Stoichiometric water splitting using a p-type Fe2O3 based photocathode with the aid of a multi-heterojunction

Abstract

Fe₂O₃-based photocathodes are one of the least expensive options for hydrogen generation by water splitting. Although p-type N,Zn-doped Fe₂O₃ (N,Zn–Fe₂O₃) has been reported to possess a negative conduction band minimum position sufficient for photocathodic hydrogen generation, the efficiency and stability of the resulting H₂ production is low and the reaction is sacrificial. In the present work, analysis by hard X-ray photoelectron spectroscopy (HAXPES) showed that these negative characteristics result from the self-redox reaction of p-type Fe₂O₃. Based on this result, a TiO₂ layer was introduced onto the surface of p-type N,Zn–Fe₂O₃ to passivate surface defects.

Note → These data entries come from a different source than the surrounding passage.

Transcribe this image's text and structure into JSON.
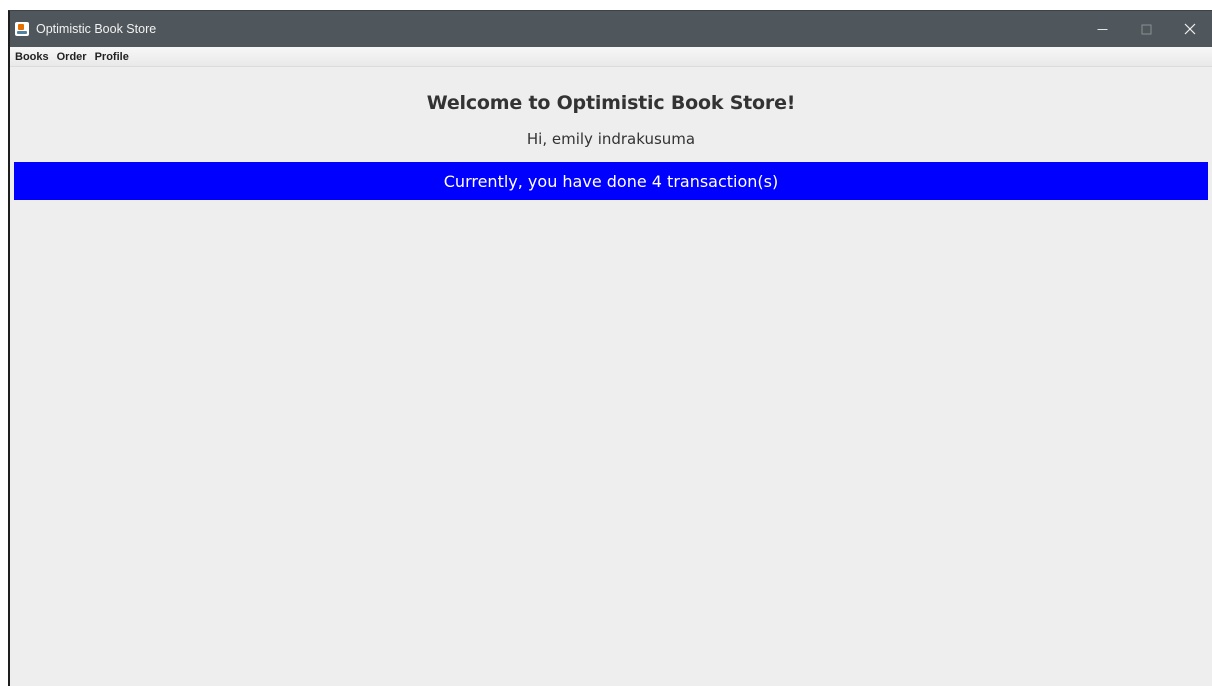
{
  "window": {
    "title": "Optimistic Book Store",
    "icon": "java-cup-icon",
    "controls": [
      "minimize-icon",
      "maximize-icon",
      "close-icon"
    ]
  },
  "menu": {
    "items": [
      {
        "label": "Books"
      },
      {
        "label": "Order"
      },
      {
        "label": "Profile"
      }
    ]
  },
  "main": {
    "heading": "Welcome to Optimistic Book Store!",
    "greeting": "Hi, emily indrakusuma",
    "banner": "Currently, you have done 4 transaction(s)"
  },
  "colors": {
    "titlebar": "#4f575c",
    "background": "#eeeeee",
    "banner": "#0000ff",
    "banner_text": "#ffffff"
  }
}
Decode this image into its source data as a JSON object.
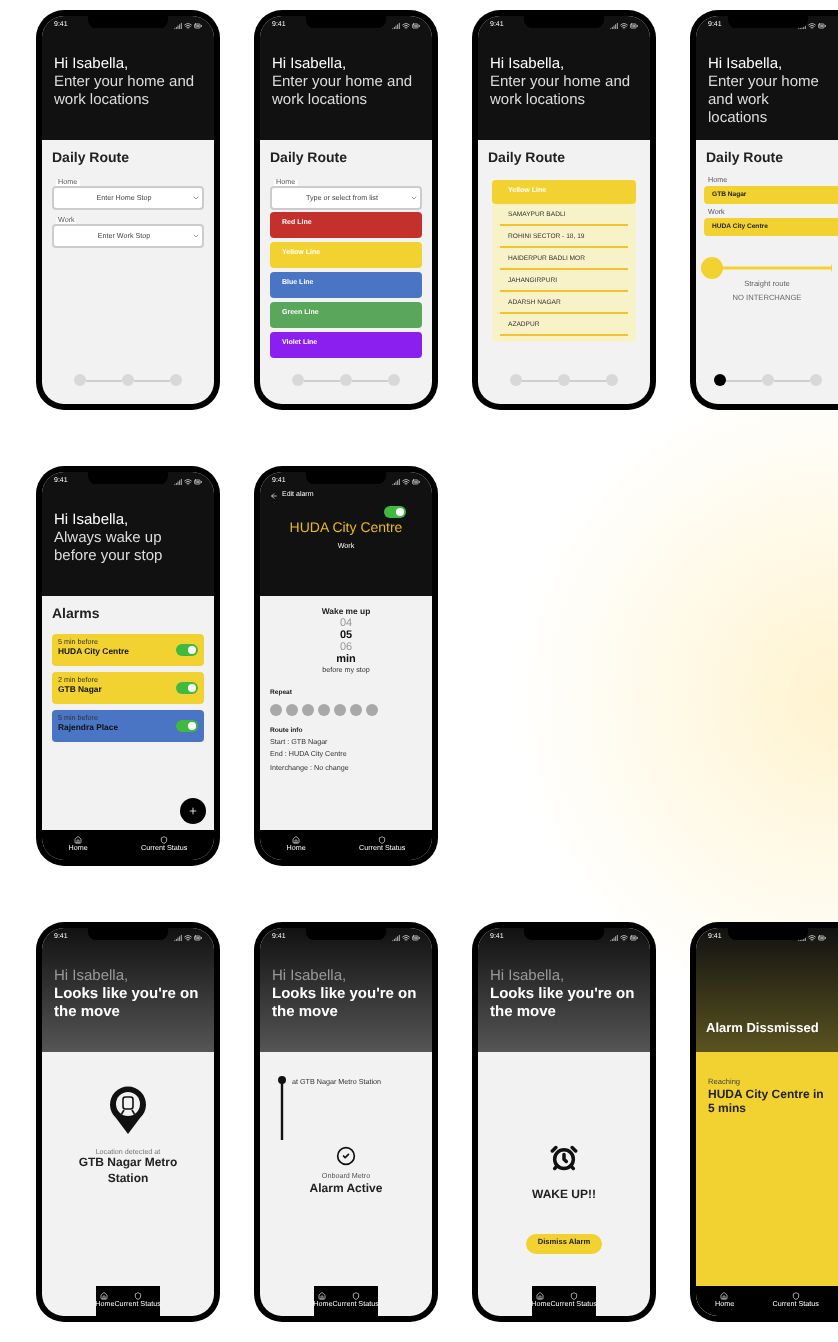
{
  "rows": [
    {
      "screens": [
        {
          "kind": "route_form",
          "time": "9:41",
          "header": {
            "greeting": "Hi Isabella,",
            "message": "Enter your home and work locations"
          },
          "title": "Daily Route",
          "fields": [
            {
              "label": "Home",
              "placeholder": "Enter Home Stop"
            },
            {
              "label": "Work",
              "placeholder": "Enter Work Stop"
            }
          ],
          "steps": [
            {
              "selected": false
            },
            {
              "selected": false
            },
            {
              "selected": false
            }
          ]
        },
        {
          "kind": "line_picker",
          "time": "9:41",
          "header": {
            "greeting": "Hi Isabella,",
            "message": "Enter your home and work locations"
          },
          "title": "Daily Route",
          "fields": [
            {
              "label": "Home",
              "placeholder": "Type or select from list"
            }
          ],
          "lines": [
            {
              "name": "Red Line",
              "color": "#c4302b"
            },
            {
              "name": "Yellow Line",
              "color": "#f2d230"
            },
            {
              "name": "Blue Line",
              "color": "#4a74c4"
            },
            {
              "name": "Green Line",
              "color": "#5aa65a"
            },
            {
              "name": "Violet Line",
              "color": "#8a1ff0"
            }
          ],
          "steps": [
            {
              "selected": false
            },
            {
              "selected": false
            },
            {
              "selected": false
            }
          ]
        },
        {
          "kind": "station_list",
          "time": "9:41",
          "header": {
            "greeting": "Hi Isabella,",
            "message": "Enter your home and work locations"
          },
          "title": "Daily Route",
          "line": {
            "name": "Yellow Line",
            "color": "#f2d230"
          },
          "stations": [
            "SAMAYPUR BADLI",
            "ROHINI SECTOR - 18, 19",
            "HAIDERPUR BADLI MOR",
            "JAHANGIRPURI",
            "ADARSH NAGAR",
            "AZADPUR"
          ],
          "steps": [
            {
              "selected": false
            },
            {
              "selected": false
            },
            {
              "selected": false
            }
          ]
        },
        {
          "kind": "route_summary",
          "time": "9:41",
          "header": {
            "greeting": "Hi Isabella,",
            "message": "Enter your home and work locations"
          },
          "title": "Daily Route",
          "fields": [
            {
              "label": "Home",
              "value": "GTB Nagar"
            },
            {
              "label": "Work",
              "value": "HUDA City Centre"
            }
          ],
          "route": "Straight route",
          "interchange": "NO INTERCHANGE",
          "steps": [
            {
              "selected": true
            },
            {
              "selected": false
            },
            {
              "selected": false
            }
          ]
        }
      ]
    },
    {
      "screens": [
        {
          "kind": "alarms",
          "time": "9:41",
          "header": {
            "greeting": "Hi Isabella,",
            "message": "Always wake up before your stop"
          },
          "title": "Alarms",
          "alarms": [
            {
              "offset": "5 min before",
              "station": "HUDA City Centre",
              "on": true,
              "color": "#f2d230"
            },
            {
              "offset": "2 min before",
              "station": "GTB Nagar",
              "on": true,
              "color": "#f2d230"
            },
            {
              "offset": "5 min before",
              "station": "Rajendra Place",
              "on": true,
              "color": "#4a74c4"
            }
          ],
          "nav": [
            "Home",
            "Current Status"
          ]
        },
        {
          "kind": "edit_alarm",
          "time": "9:41",
          "back": "Edit alarm",
          "on": true,
          "station": "HUDA City Centre",
          "label": "Work",
          "wake_title": "Wake me up",
          "minutes": [
            {
              "value": "04",
              "selected": false
            },
            {
              "value": "05",
              "selected": true
            },
            {
              "value": "06",
              "selected": false
            }
          ],
          "unit": "min",
          "caption": "before my stop",
          "repeat_title": "Repeat",
          "days": [
            {
              "selected": false
            },
            {
              "selected": false
            },
            {
              "selected": false
            },
            {
              "selected": false
            },
            {
              "selected": false
            },
            {
              "selected": false
            },
            {
              "selected": false
            }
          ],
          "info_title": "Route info",
          "info": [
            "Start : GTB Nagar",
            "End : HUDA City Centre",
            "Interchange : No change"
          ],
          "nav": [
            "Home",
            "Current Status"
          ]
        }
      ]
    },
    {
      "screens": [
        {
          "kind": "location_detected",
          "time": "9:41",
          "header": {
            "greeting": "Hi Isabella,",
            "message": "Looks like you're on the move"
          },
          "caption": "Location detected at",
          "station": "GTB Nagar Metro Station",
          "nav": [
            "Home",
            "Current Status"
          ]
        },
        {
          "kind": "onboard",
          "time": "9:41",
          "header": {
            "greeting": "Hi Isabella,",
            "message": "Looks like you're on the move"
          },
          "position": "at GTB Nagar Metro Station",
          "caption": "Onboard Metro",
          "status": "Alarm Active",
          "nav": [
            "Home",
            "Current Status"
          ]
        },
        {
          "kind": "wake_up",
          "time": "9:41",
          "header": {
            "greeting": "Hi Isabella,",
            "message": "Looks like you're on the move"
          },
          "alert": "WAKE UP!!",
          "button": "Dismiss Alarm",
          "nav": [
            "Home",
            "Current Status"
          ]
        },
        {
          "kind": "dismissed",
          "time": "9:41",
          "title": "Alarm Dissmissed",
          "caption": "Reaching",
          "destination": "HUDA City Centre in 5 mins",
          "nav": [
            "Home",
            "Current Status"
          ]
        }
      ]
    }
  ]
}
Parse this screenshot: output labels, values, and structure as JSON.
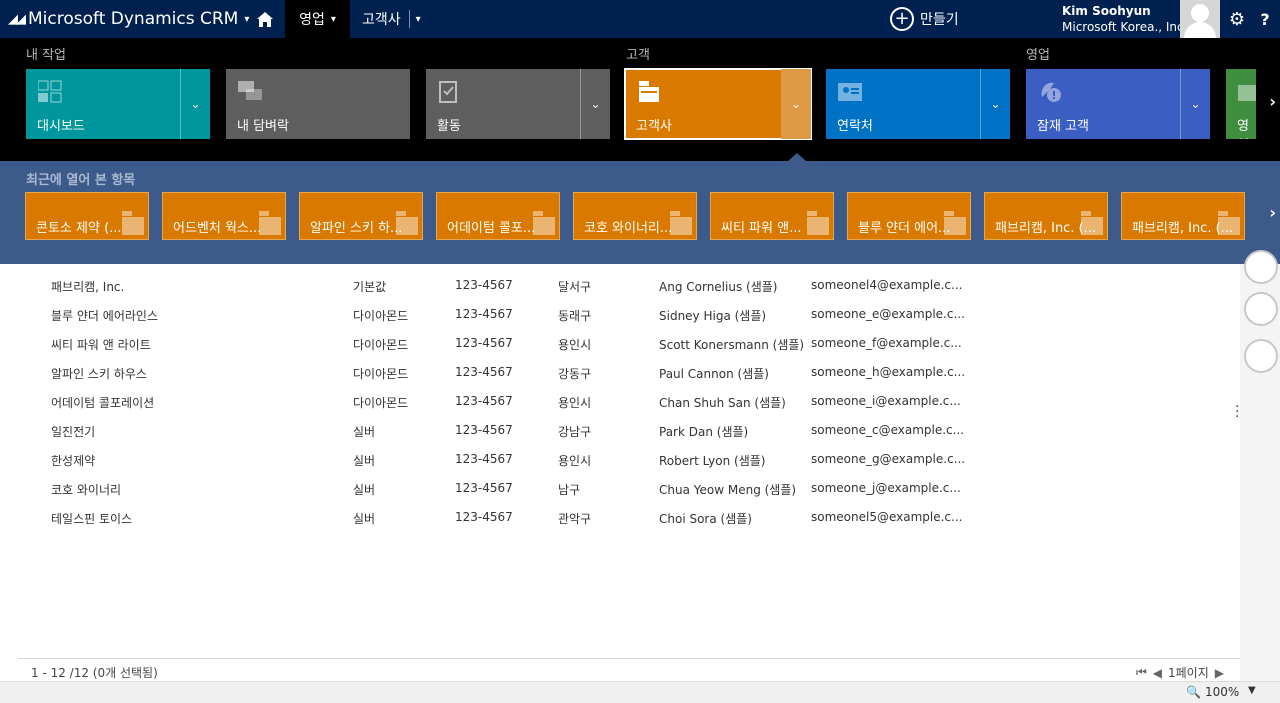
{
  "topbar": {
    "brand": "Microsoft Dynamics CRM",
    "nav_sales": "영업",
    "nav_accounts": "고객사",
    "create": "만들기",
    "user_name": "Kim Soohyun",
    "user_org": "Microsoft Korea., Inc"
  },
  "nav": {
    "group_my_work": "내 작업",
    "group_customers": "고객",
    "group_sales": "영업",
    "tiles": [
      {
        "label": "대시보드",
        "color": "#00969e",
        "icon": "dashboard-icon"
      },
      {
        "label": "내 담벼락",
        "color": "#5e5e5e",
        "icon": "wall-icon"
      },
      {
        "label": "활동",
        "color": "#5e5e5e",
        "icon": "activity-icon"
      },
      {
        "label": "고객사",
        "color": "#d97900",
        "icon": "account-icon"
      },
      {
        "label": "연락처",
        "color": "#0072c6",
        "icon": "contact-icon"
      },
      {
        "label": "잠재 고객",
        "color": "#3a5ec2",
        "icon": "lead-icon"
      },
      {
        "label": "영업",
        "color": "#3f8e3f",
        "icon": "opportunity-icon"
      }
    ]
  },
  "recent": {
    "label": "최근에 열어 본 항목",
    "items": [
      "콘토소 제약 (...",
      "어드벤처 웍스...",
      "알파인 스키 하...",
      "어데이텀 콜포...",
      "코호 와이너리...",
      "씨티 파워 앤...",
      "블루 얀더 에어...",
      "패브리캠, Inc. (...",
      "패브리캠, Inc. (..."
    ]
  },
  "rows": [
    [
      "패브리캠, Inc.",
      "기본값",
      "123-4567",
      "달서구",
      "Ang Cornelius (샘플)",
      "someonel4@example.c..."
    ],
    [
      "블루 얀더 에어라인스",
      "다이아몬드",
      "123-4567",
      "동래구",
      "Sidney Higa (샘플)",
      "someone_e@example.c..."
    ],
    [
      "씨티 파워 앤 라이트",
      "다이아몬드",
      "123-4567",
      "용인시",
      "Scott Konersmann (샘플)",
      "someone_f@example.c..."
    ],
    [
      "알파인 스키 하우스",
      "다이아몬드",
      "123-4567",
      "강동구",
      "Paul Cannon (샘플)",
      "someone_h@example.c..."
    ],
    [
      "어데이텀 콜포레이션",
      "다이아몬드",
      "123-4567",
      "용인시",
      "Chan Shuh San (샘플)",
      "someone_i@example.c..."
    ],
    [
      "일진전기",
      "실버",
      "123-4567",
      "강남구",
      "Park Dan (샘플)",
      "someone_c@example.c..."
    ],
    [
      "한성제약",
      "실버",
      "123-4567",
      "용인시",
      "Robert Lyon (샘플)",
      "someone_g@example.c..."
    ],
    [
      "코호 와이너리",
      "실버",
      "123-4567",
      "남구",
      "Chua Yeow Meng (샘플)",
      "someone_j@example.c..."
    ],
    [
      "테일스핀 토이스",
      "실버",
      "123-4567",
      "관악구",
      "Choi Sora (샘플)",
      "someonel5@example.c..."
    ]
  ],
  "footer": {
    "count": "1 - 12 /12 (0개 선택됨)",
    "page": "1페이지"
  },
  "status": {
    "zoom": "100%"
  },
  "colors": {
    "topbar": "#002050",
    "recent_bar": "#3c5a8a",
    "recent_tile": "#d97900"
  }
}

In addition, to ensure efficient electron transfer, a thin Cr₂O₃ layer was also inserted between N,Zn–Fe₂O₃ and a bottom side conductive oxide layer to generate a favorable band alignment for hole transfer. The resulting Pt/TiO₂/N,Zn–Fe₂O₃/Cr₂O₃ electrode exhibits a highly stable, significantly enhanced cathodic photocurrent during H₂ production under AM 1.5 irradiation. The mechanism providing this improvement was investigated by combining electrochemical impedance spectroscopy, open-circuit voltage decay analysis and scanning tunneling electron microscopy-energy dispersive X-ray spectroscopy. Stoichiometric water splitting without an external electrical bias was also demonstrated by connecting the Fe₂O₃-based photocathode to an n-type SrTiO_3−x photoanode, representing the first-ever example of stoichiometric overall water splitting using an Fe-based photocathode.